People continue to fall in love with the same intent, says novelist Durjoy Datta

September 15, 2013 05:23 pm | Updated June 02, 2016 12:19 pm IST

Durjoy Datta

Durjoy Datta

Lovers die, their stories do not. Think Romeo and Juliet, Anthony and Cleopatra, Lancelot and Guinevere, Orpheus and Eurydice, Layla and Majnu, Shah Jahan and Mumtaz Mahal, Paro and Devdas.

Writer Durjoy Datta, believes that it is the essential inviolability of love that continues to draw people to stories about it. “Love is still an important aspect of human existence and people continue to fall in love with the same intent,” he says, adding however that, “When I started writing, I thought I was writing college stories about young people in a campus setting. Most people liked the love stories in the book and it started getting tagged as love stories. I have no problem with whatever tag people give me, as long as they are buying my books and reading them,” says the writer who is here in the city to promote his latest book, Hold My Hand (Penguin, Rs. 140) at Landmark Bookstore.

A graduate from the Delhi College of Engineering and the Management Development Institute, Durjoy worked in the corporate world for a few months before quitting and pursuing writing full time. He has also started a publishing house, Grapevine India Publishers in June 2011 and has won several awards for his achievements.

In a day’s work

The twenty something is remarkably blasé about it however and shrugging his shoulder remarks, “I don’t think my best writing has happened yet - that will happen after 30. You find your space and come up with something you are truly proud of, only then. I’m just experimenting now.”

Rather surprising for an author who has published nine books so far, the first at twenty-one. Almost all his books have become runaway bestsellers yet Durjoy claims that he doesn’t bother too much about the number of books sold and that the only marketing he does is over Facebook.

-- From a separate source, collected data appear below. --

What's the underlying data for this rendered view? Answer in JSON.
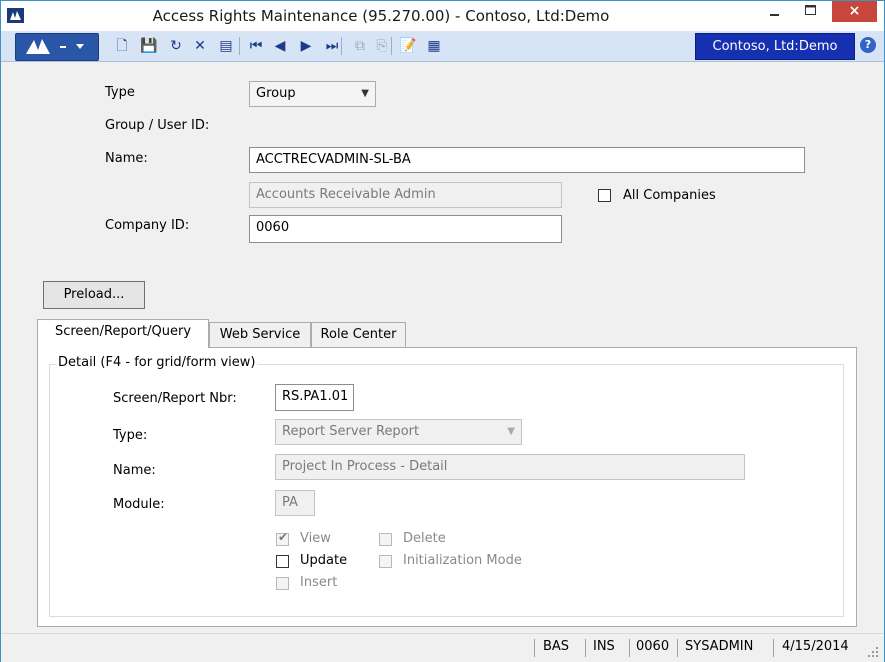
{
  "window": {
    "title": "Access Rights Maintenance (95.270.00) - Contoso, Ltd:Demo",
    "close_glyph": "×"
  },
  "toolbar": {
    "company": "Contoso, Ltd:Demo",
    "help_glyph": "?",
    "buttons": [
      {
        "name": "new-icon",
        "glyph": "🗋",
        "enabled": true
      },
      {
        "name": "save-icon",
        "glyph": "💾",
        "enabled": true
      },
      {
        "name": "refresh-icon",
        "glyph": "↻",
        "enabled": true
      },
      {
        "name": "delete-icon",
        "glyph": "✕",
        "enabled": true
      },
      {
        "name": "save-as-icon",
        "glyph": "▤",
        "enabled": true
      },
      {
        "name": "first-icon",
        "glyph": "⏮",
        "enabled": true
      },
      {
        "name": "previous-icon",
        "glyph": "◀",
        "enabled": true
      },
      {
        "name": "next-icon",
        "glyph": "▶",
        "enabled": true
      },
      {
        "name": "last-icon",
        "glyph": "⏭",
        "enabled": true
      },
      {
        "name": "copy-icon",
        "glyph": "⧉",
        "enabled": false
      },
      {
        "name": "paste-icon",
        "glyph": "⎘",
        "enabled": false
      },
      {
        "name": "notes-icon",
        "glyph": "📝",
        "enabled": true
      },
      {
        "name": "excel-icon",
        "glyph": "▦",
        "enabled": true
      }
    ]
  },
  "form": {
    "type_label": "Type",
    "type_value": "Group",
    "group_user_label": "Group / User ID:",
    "group_user_value": "ACCTRECVADMIN-SL-BA",
    "name_label": "Name:",
    "name_value": "Accounts Receivable Admin",
    "all_companies_label": "All Companies",
    "all_companies_checked": false,
    "company_id_label": "Company ID:",
    "company_id_value": "0060",
    "preload_button": "Preload..."
  },
  "tabs": [
    {
      "label": "Screen/Report/Query",
      "active": true
    },
    {
      "label": "Web Service",
      "active": false
    },
    {
      "label": "Role Center",
      "active": false
    }
  ],
  "detail": {
    "group_title": "Detail (F4 - for grid/form view)",
    "screen_nbr_label": "Screen/Report Nbr:",
    "screen_nbr_value": "RS.PA1.01",
    "type_label": "Type:",
    "type_value": "Report Server Report",
    "name_label": "Name:",
    "name_value": "Project In Process - Detail",
    "module_label": "Module:",
    "module_value": "PA",
    "checkboxes": {
      "view": {
        "label": "View",
        "checked": true,
        "enabled": false
      },
      "update": {
        "label": "Update",
        "checked": false,
        "enabled": true
      },
      "insert": {
        "label": "Insert",
        "checked": false,
        "enabled": false
      },
      "delete": {
        "label": "Delete",
        "checked": false,
        "enabled": false
      },
      "init_mode": {
        "label": "Initialization Mode",
        "checked": false,
        "enabled": false
      }
    }
  },
  "status": {
    "mode": "BAS",
    "insert": "INS",
    "company": "0060",
    "user": "SYSADMIN",
    "date": "4/15/2014"
  }
}
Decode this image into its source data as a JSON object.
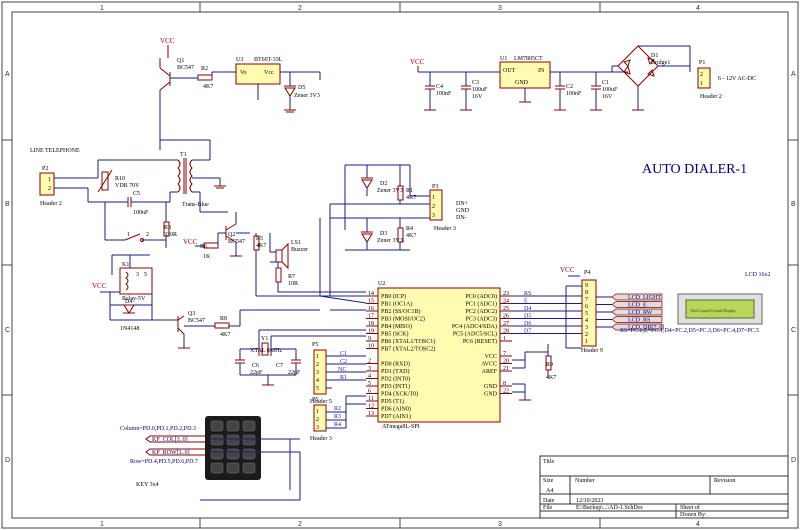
{
  "title": "AUTO DIALER-1",
  "zones": {
    "cols": [
      "1",
      "2",
      "3",
      "4"
    ],
    "rows": [
      "A",
      "B",
      "C",
      "D"
    ]
  },
  "power": {
    "vcc": "VCC",
    "ac": "6 - 12V AC-DC"
  },
  "parts": {
    "q1": "Q1",
    "q1v": "BC547",
    "r2": "R2",
    "r2v": "4K7",
    "u3": "U3",
    "u3v": "BT66T-33L",
    "u3out": "Vo",
    "u3in": "Vcc",
    "d5": "D5",
    "d5v": "Zener 3V3",
    "u1": "U1",
    "u1v": "LM7805CT",
    "u1out": "OUT",
    "u1in": "IN",
    "u1gnd": "GND",
    "c4": "C4",
    "c4v": "100nF",
    "c3": "C3",
    "c3v": "100uF",
    "c3v2": "16V",
    "c2": "C2",
    "c2v": "100nF",
    "c1": "C1",
    "c1v": "100uF",
    "c1v2": "16V",
    "d1": "D1",
    "d1v": "Bridge1",
    "p1": "P1",
    "p1v": "Header 2",
    "line": "LINE TELEPHONE",
    "p2": "P2",
    "p2v": "Header 2",
    "r10": "R10",
    "r10v": "VDR 70V",
    "t1": "T1",
    "t1v": "Trans-Blue",
    "c5": "C5",
    "c5v": "100nF",
    "r3": "R3",
    "r3v": "330R",
    "q2": "Q2",
    "q2v": "BC547",
    "r6": "R6",
    "r6v": "1K",
    "r5": "R5",
    "r5v": "4K7",
    "ls1": "LS1",
    "ls1v": "Buzzer",
    "r7": "R7",
    "r7v": "10R",
    "d2": "D2",
    "d2v": "Zener 3V3",
    "r1": "R1",
    "r1v": "4K7",
    "d3": "D3",
    "d3v": "Zener 3V3",
    "r4": "R4",
    "r4v": "4K7",
    "p3": "P3",
    "p3v": "Header 3",
    "dinp": "DN+",
    "gnd": "GND",
    "dinm": "DN-",
    "k1": "K1",
    "k1v": "Relay-5V",
    "d4": "D4",
    "d4v": "1N4148",
    "q3": "Q3",
    "q3v": "BC547",
    "r8": "R8",
    "r8v": "4K7",
    "y1": "Y1",
    "y1v": "XTAL 8MHz",
    "c6": "C6",
    "c6v": "22pF",
    "c7": "C7",
    "c7v": "22pF",
    "u2": "U2",
    "u2v": "ATmega8L-SPI",
    "p5": "P5",
    "p5v": "Header 5",
    "p6": "P6",
    "p6v": "Header 3",
    "p4": "P4",
    "p4v": "Header 9",
    "r9": "R9",
    "r9v": "4K7",
    "lcd": "LCD 16x2",
    "lcdtext": "16x2 Liquid Crystal Display",
    "key": "KEY 3x4"
  },
  "mcu_left": [
    "PB0 (ICP)",
    "PB1 (OC1A)",
    "PB2 (SS/OC1B)",
    "PB3 (MOSI/OC2)",
    "PB4 (MISO)",
    "PB5 (SCK)",
    "PB6 (XTAL1/TOSC1)",
    "PB7 (XTAL2/TOSC2)",
    "",
    "PD0 (RXD)",
    "PD1 (TXD)",
    "PD2 (INT0)",
    "PD3 (INT1)",
    "PD4 (XCK/T0)",
    "PD5 (T1)",
    "PD6 (AIN0)",
    "PD7 (AIN1)"
  ],
  "mcu_right": [
    "PC0 (ADC0)",
    "PC1 (ADC1)",
    "PC2 (ADC2)",
    "PC3 (ADC3)",
    "PC4 (ADC4/SDA)",
    "PC5 (ADC5/SCL)",
    "PC6 (RESET)",
    "",
    "VCC",
    "AVCC",
    "AREF",
    "",
    "GND",
    "GND"
  ],
  "mcu_pins_left": [
    "14",
    "15",
    "16",
    "17",
    "18",
    "19",
    "9",
    "10",
    "",
    "2",
    "3",
    "4",
    "5",
    "6",
    "11",
    "12",
    "13"
  ],
  "mcu_pins_right": [
    "23",
    "24",
    "25",
    "26",
    "27",
    "28",
    "1",
    "",
    "7",
    "20",
    "21",
    "",
    "8",
    "22"
  ],
  "left_nets": [
    "C1",
    "C2",
    "NC",
    "R1",
    "",
    "",
    "",
    ""
  ],
  "right_nets": [
    "RS",
    "E",
    "D4",
    "D5",
    "D6",
    "D7"
  ],
  "lcd_labels": [
    "LCD_LIGHT",
    "LCD_E",
    "LCD_RW",
    "LCD_RS",
    "LCD_DB[7..0]"
  ],
  "lcd_map": "RS=PC.0,E=PC.1,D4=PC.2,D5=PC.3,D6=PC.4,D7=PC.5",
  "keypad": {
    "cols": "Column=PD.0,PD.1,PD.2,PD.3",
    "cols_tag": "KP_COL[3..0]",
    "rows_tag": "KP_ROW[3..0]",
    "rows": "Row=PD.4,PD.5,PD.6,PD.7"
  },
  "titleblock": {
    "title_lbl": "Title",
    "size_lbl": "Size",
    "size": "A4",
    "number_lbl": "Number",
    "revision_lbl": "Revision",
    "date_lbl": "Date",
    "date": "12/10/2023",
    "file_lbl": "File",
    "file": "E:\\Backup\\...\\AD-1.SchDoc",
    "sheet_lbl": "Sheet   of",
    "drawn_lbl": "Drawn By:"
  }
}
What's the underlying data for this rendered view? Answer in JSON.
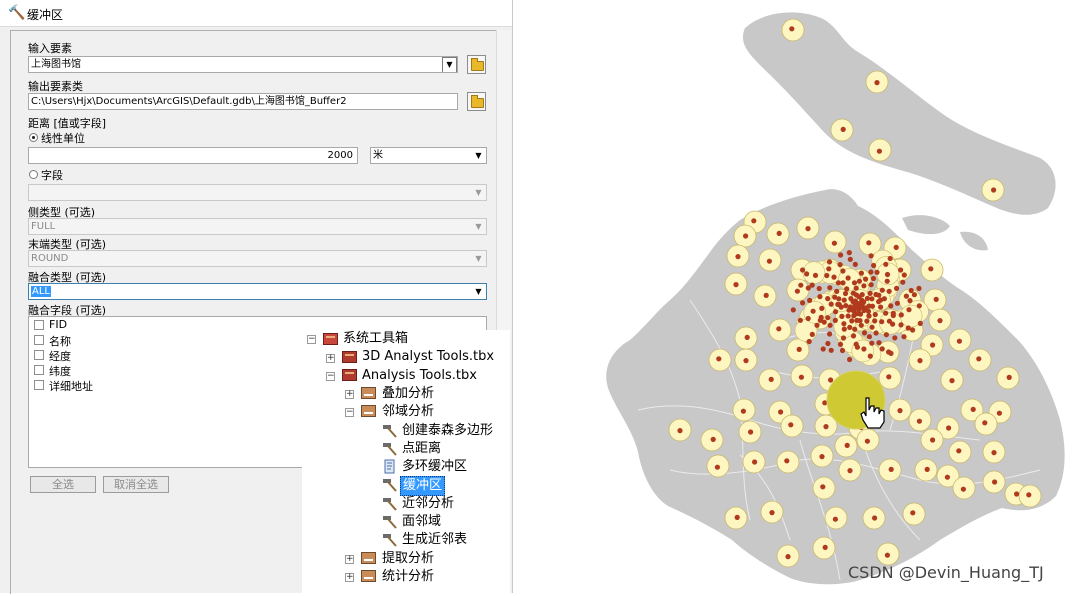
{
  "window": {
    "title": "缓冲区"
  },
  "form": {
    "input_features_label": "输入要素",
    "input_features_value": "上海图书馆",
    "output_label": "输出要素类",
    "output_value": "C:\\Users\\Hjx\\Documents\\ArcGIS\\Default.gdb\\上海图书馆_Buffer2",
    "distance_label": "距离 [值或字段]",
    "linear_unit_label": "线性单位",
    "distance_value": "2000",
    "unit_value": "米",
    "field_label": "字段",
    "side_type_label": "侧类型 (可选)",
    "side_type_value": "FULL",
    "end_type_label": "末端类型 (可选)",
    "end_type_value": "ROUND",
    "dissolve_type_label": "融合类型 (可选)",
    "dissolve_type_value": "ALL",
    "dissolve_field_label": "融合字段 (可选)",
    "fields": [
      "FID",
      "名称",
      "经度",
      "纬度",
      "详细地址"
    ],
    "select_all_label": "全选",
    "clear_all_label": "取消全选"
  },
  "tree": {
    "root": "系统工具箱",
    "items": {
      "analyst3d": "3D Analyst Tools.tbx",
      "analysis": "Analysis Tools.tbx",
      "overlay": "叠加分析",
      "proximity": "邻域分析",
      "thiessen": "创建泰森多边形",
      "point_distance": "点距离",
      "multi_ring": "多环缓冲区",
      "buffer": "缓冲区",
      "near": "近邻分析",
      "polygon_neighbors": "面邻域",
      "near_table": "生成近邻表",
      "extract": "提取分析",
      "statistics": "统计分析"
    }
  },
  "map": {
    "land_color": "#c8c8c8",
    "buffer_color": "#fdf6c0",
    "buffer_outline": "#c9b86a",
    "point_color": "#b03a1e",
    "highlight_color": "#cfca33"
  },
  "watermark": "CSDN @Devin_Huang_TJ"
}
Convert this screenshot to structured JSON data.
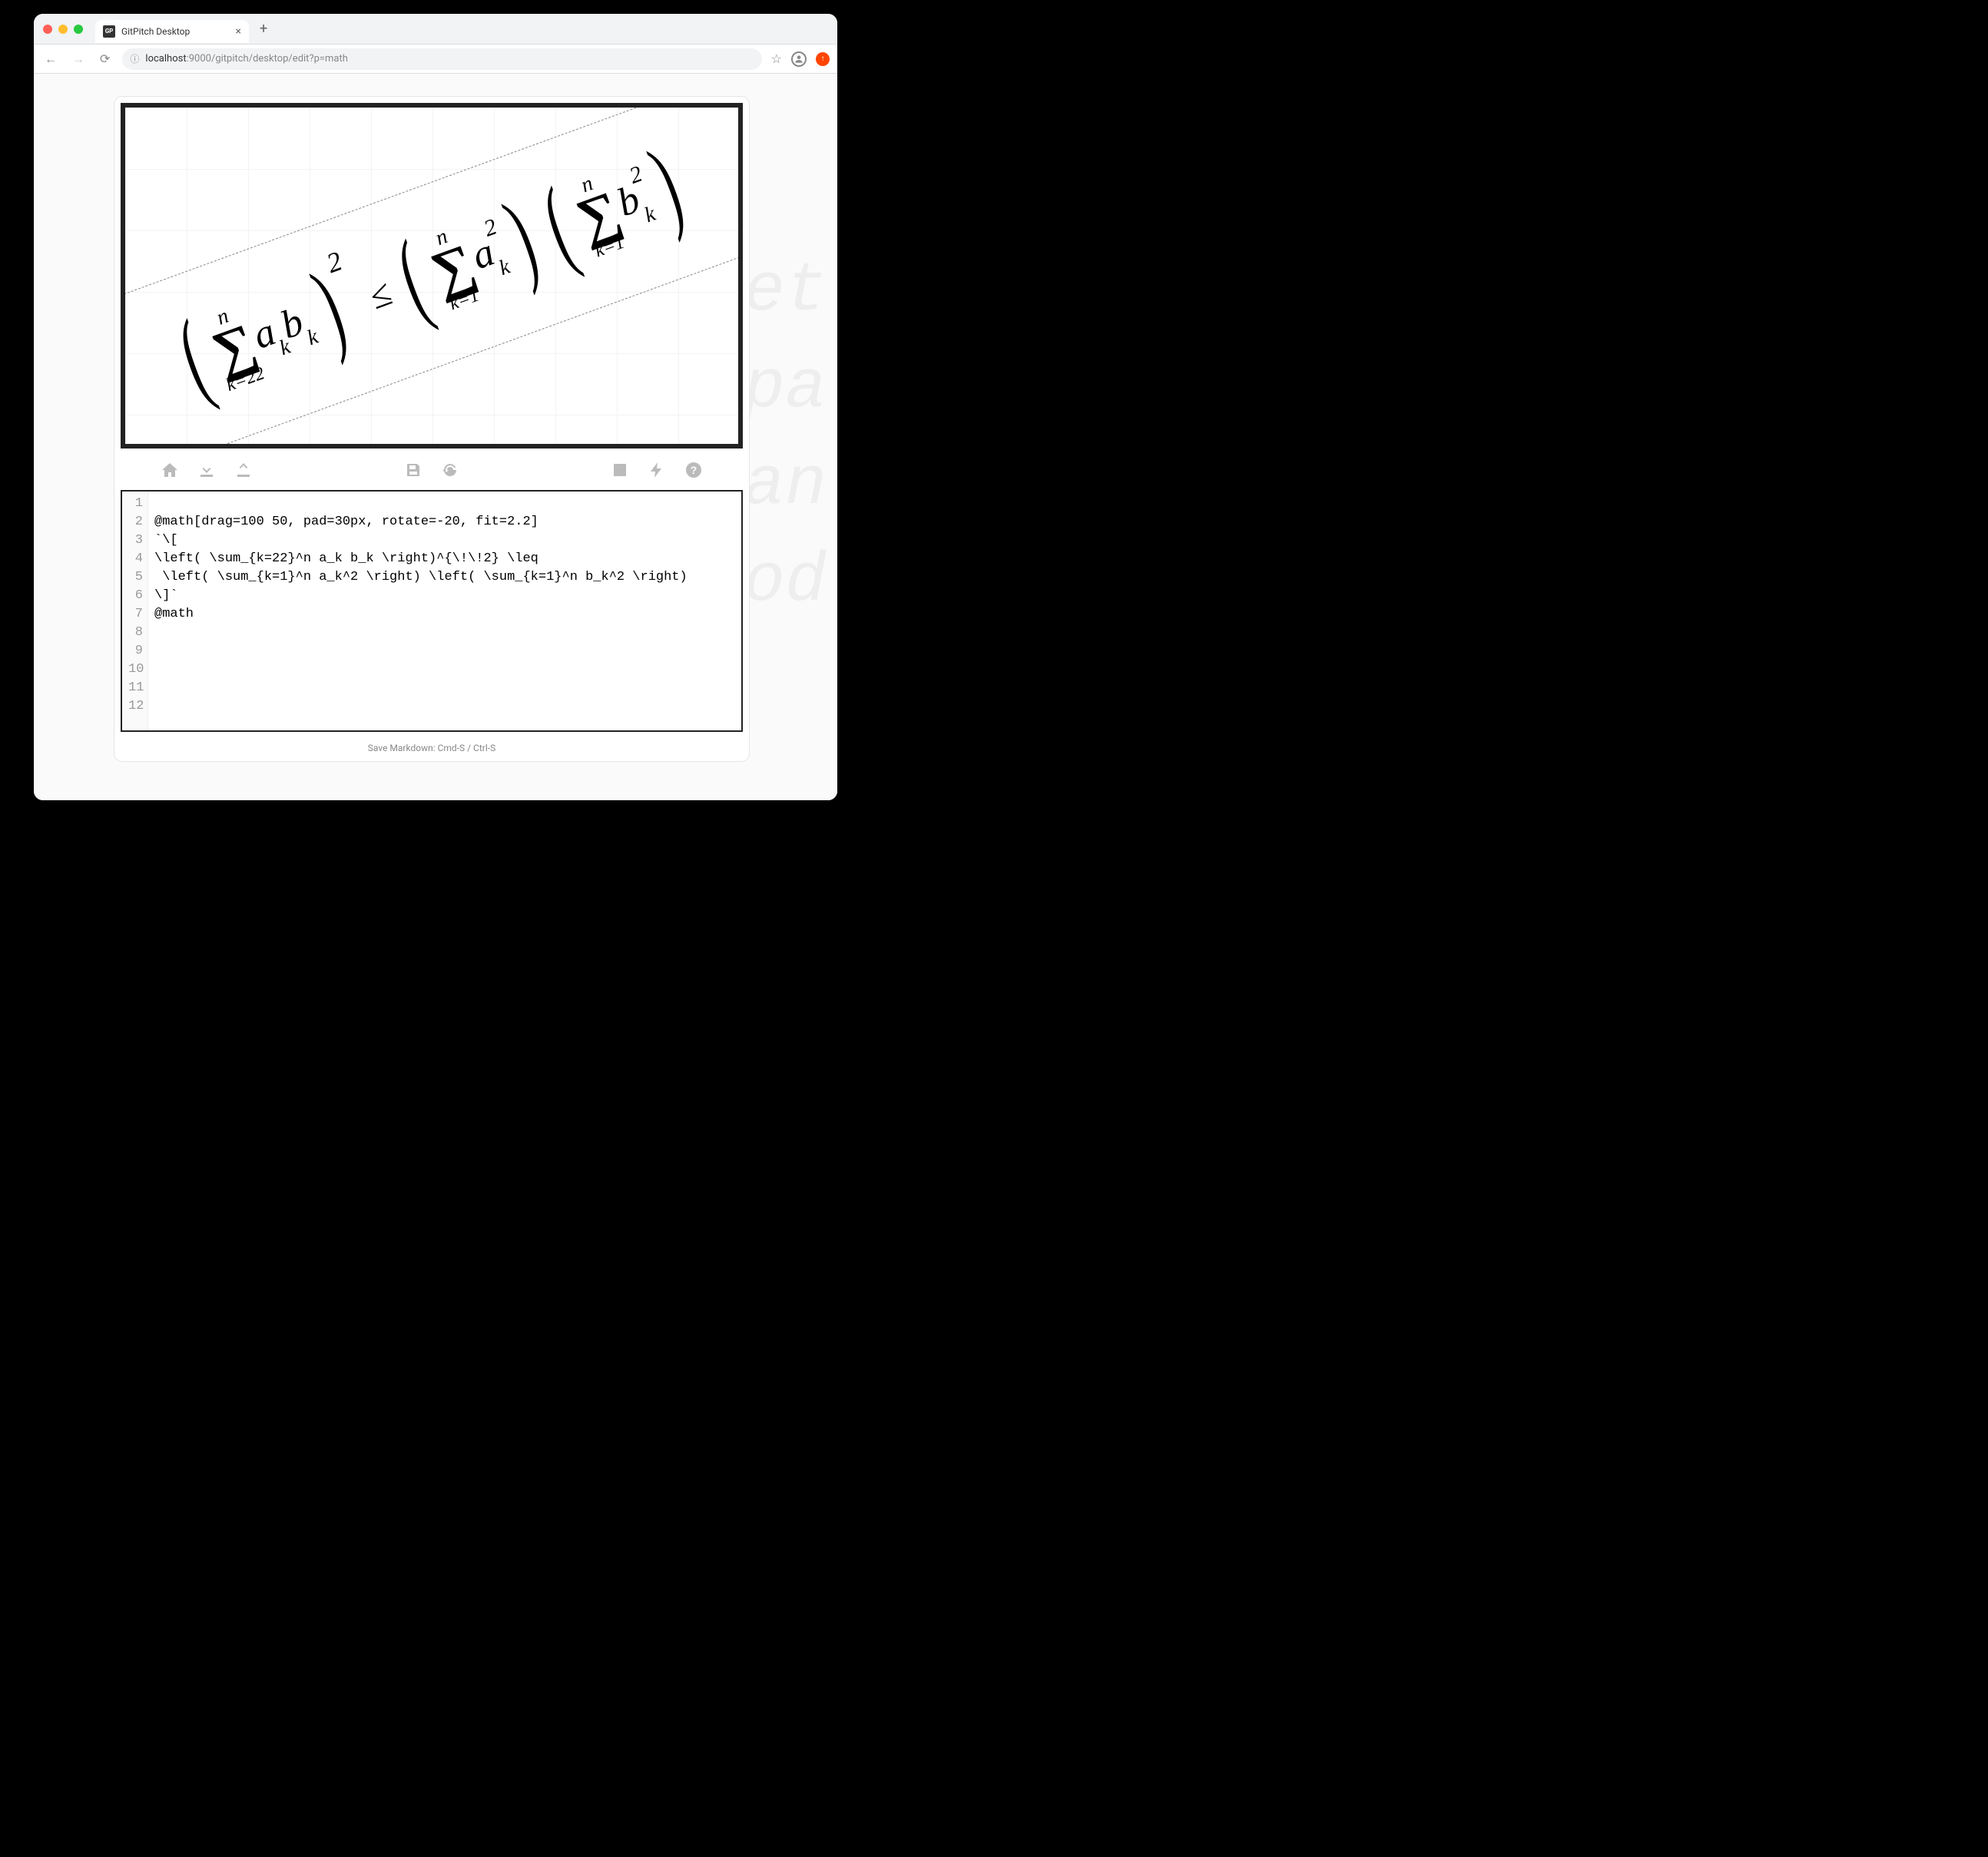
{
  "browser": {
    "tab_title": "GitPitch Desktop",
    "tab_favicon_text": "GP",
    "url_display_prefix": "localhost",
    "url_display_rest": ":9000/gitpitch/desktop/edit?p=math"
  },
  "background_snippet_lines": [
    "et",
    "pa",
    "an",
    "od("
  ],
  "preview": {
    "rotate_deg": -20,
    "sigma1": {
      "upper": "n",
      "lower": "k=22"
    },
    "term1": {
      "a": "a",
      "a_sub": "k",
      "b": "b",
      "b_sub": "k"
    },
    "group1_exp": "2",
    "leq": "≤",
    "sigma2": {
      "upper": "n",
      "lower": "k=1"
    },
    "term2": {
      "base": "a",
      "sup": "2",
      "sub": "k"
    },
    "sigma3": {
      "upper": "n",
      "lower": "k=1"
    },
    "term3": {
      "base": "b",
      "sup": "2",
      "sub": "k"
    }
  },
  "toolbar": {
    "home": "Home",
    "download": "Download",
    "upload": "Upload",
    "save": "Save",
    "refresh": "Refresh",
    "image": "Image",
    "bolt": "Bolt",
    "help": "Help"
  },
  "editor": {
    "line_count": 12,
    "lines": [
      "",
      "@math[drag=100 50, pad=30px, rotate=-20, fit=2.2]",
      "`\\[",
      "\\left( \\sum_{k=22}^n a_k b_k \\right)^{\\!\\!2} \\leq",
      " \\left( \\sum_{k=1}^n a_k^2 \\right) \\left( \\sum_{k=1}^n b_k^2 \\right)",
      "\\]`",
      "@math",
      "",
      "",
      "",
      "",
      ""
    ]
  },
  "footer": {
    "hint": "Save Markdown: Cmd-S / Ctrl-S"
  }
}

Writing has always been a big part of Durjoy’s life, “I grew up reading a lot of books. I come from a Bengali household where there is a lot of stress on reading,” he says adding, “I think I’m also a pathological liar. I was an introverted kid and would do nothing all day at school. My mum would ask me what did you do all day and that made me create stories. It started back then.”

This self-confessed geek, who admits to being a 100 kilo, nerdy kid who judged everyone he met by how much they scored has certainly come a long way, “Things changed a lot in college for me. I lost a lot of weight and was suddenly thrust into the cool group.”

His first book he says was largely autobiographical, “The character was me but the story wasn’t mine,” he says. In fact, every character he has created is derived from someone he knows, “Well, I’ve not been writing for very long so it is difficult for me to create a three-dimensional character from scratch. There was a fixed pattern to all my early novels—they had strange quirky titles, were set in college, had similar types of characters, there was lots of sex it and someone or the other dies at the end.”

Yet he claims that he has evolved as both a person and a writer over the years and is now experimenting more with different genres, “My next book is a fantasy,” he says.